Definisi Suap, Hadiah, dan Bonus
Banyak sebutan untuk pemberian kepada pegawai diluar gajinya, seperti suap, hadiah, bonus, fee, dan sebagainya. Sebagian ulama’ memasukan empat pemasukan seorang pegawai, yaitu; gaji, uang suap, hadiah, dan bonus (Subulus Salam 1/216)

Suap disebut juga dengan sogok atau uang pelicin, yang dalam bahasa syar’i disebiut “Risywah” yang maknanya: memberi uang atau sesuatu kepada pegawai dengan harapan mendapatkan kemudahan dalam suatu urusan. Sedangkan hadiah maknanya; pemberian seseorang yang sah kepada orang lain, secara kontan tanpa ada syarat dan balasan. Adapun bonus, maknanya mendekati hadiah, yaitu upah di luar gaji resmi yang diberikan kepada pegawai.

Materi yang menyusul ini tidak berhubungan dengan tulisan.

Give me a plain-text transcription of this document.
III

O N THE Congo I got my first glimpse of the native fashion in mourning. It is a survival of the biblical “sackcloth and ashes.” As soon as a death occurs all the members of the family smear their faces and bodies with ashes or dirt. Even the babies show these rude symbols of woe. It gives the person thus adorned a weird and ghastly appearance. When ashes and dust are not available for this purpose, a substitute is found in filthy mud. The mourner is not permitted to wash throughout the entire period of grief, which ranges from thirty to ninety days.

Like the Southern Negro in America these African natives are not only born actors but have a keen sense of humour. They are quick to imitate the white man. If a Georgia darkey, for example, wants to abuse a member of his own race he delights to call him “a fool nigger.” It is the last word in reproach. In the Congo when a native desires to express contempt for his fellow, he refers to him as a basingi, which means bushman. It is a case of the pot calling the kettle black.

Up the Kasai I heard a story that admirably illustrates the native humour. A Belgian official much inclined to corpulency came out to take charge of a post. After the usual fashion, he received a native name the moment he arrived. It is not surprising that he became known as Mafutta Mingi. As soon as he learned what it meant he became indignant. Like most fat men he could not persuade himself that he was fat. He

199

Dalil Tentang Suap & Hadiah
Hukum suap sangat jelas; diharamkan! Baik bagi yang memberi atau yang menerima. Ayat di atas adalah salah satu dalilnya. Dalam menafsirkan ayat diatas Al Haitsami berkata; “janganlah kalian ulurkan kepada hakim pemberian kalian, yaitu dengan cara mengambil muka dan menyuap mereka, dengan harapan mereka akan memberikan hak orang lain kepada kalian, sedangkan kalian mengetahui hal itu tidak halal bagi kalian” (Az Zawajir 1/131)

Dalam mensifati orang-orang Yahudi, Allah swt berfirman; “Mereka itu adalah orang-orang yang suka mendengar berita bohong, banyak memakan yang haram,…”(Al Maidah : 42)

Tentang ayat ini Hasan bin Jubair dalam tafsirnya, bahwa yang dimaksud adalah pemakan uang suap, dan beliau berkata; “Jika seorang qadhi menerima suap, tentu akan membawa kepada kekufuran” (Al Mughni 11/437)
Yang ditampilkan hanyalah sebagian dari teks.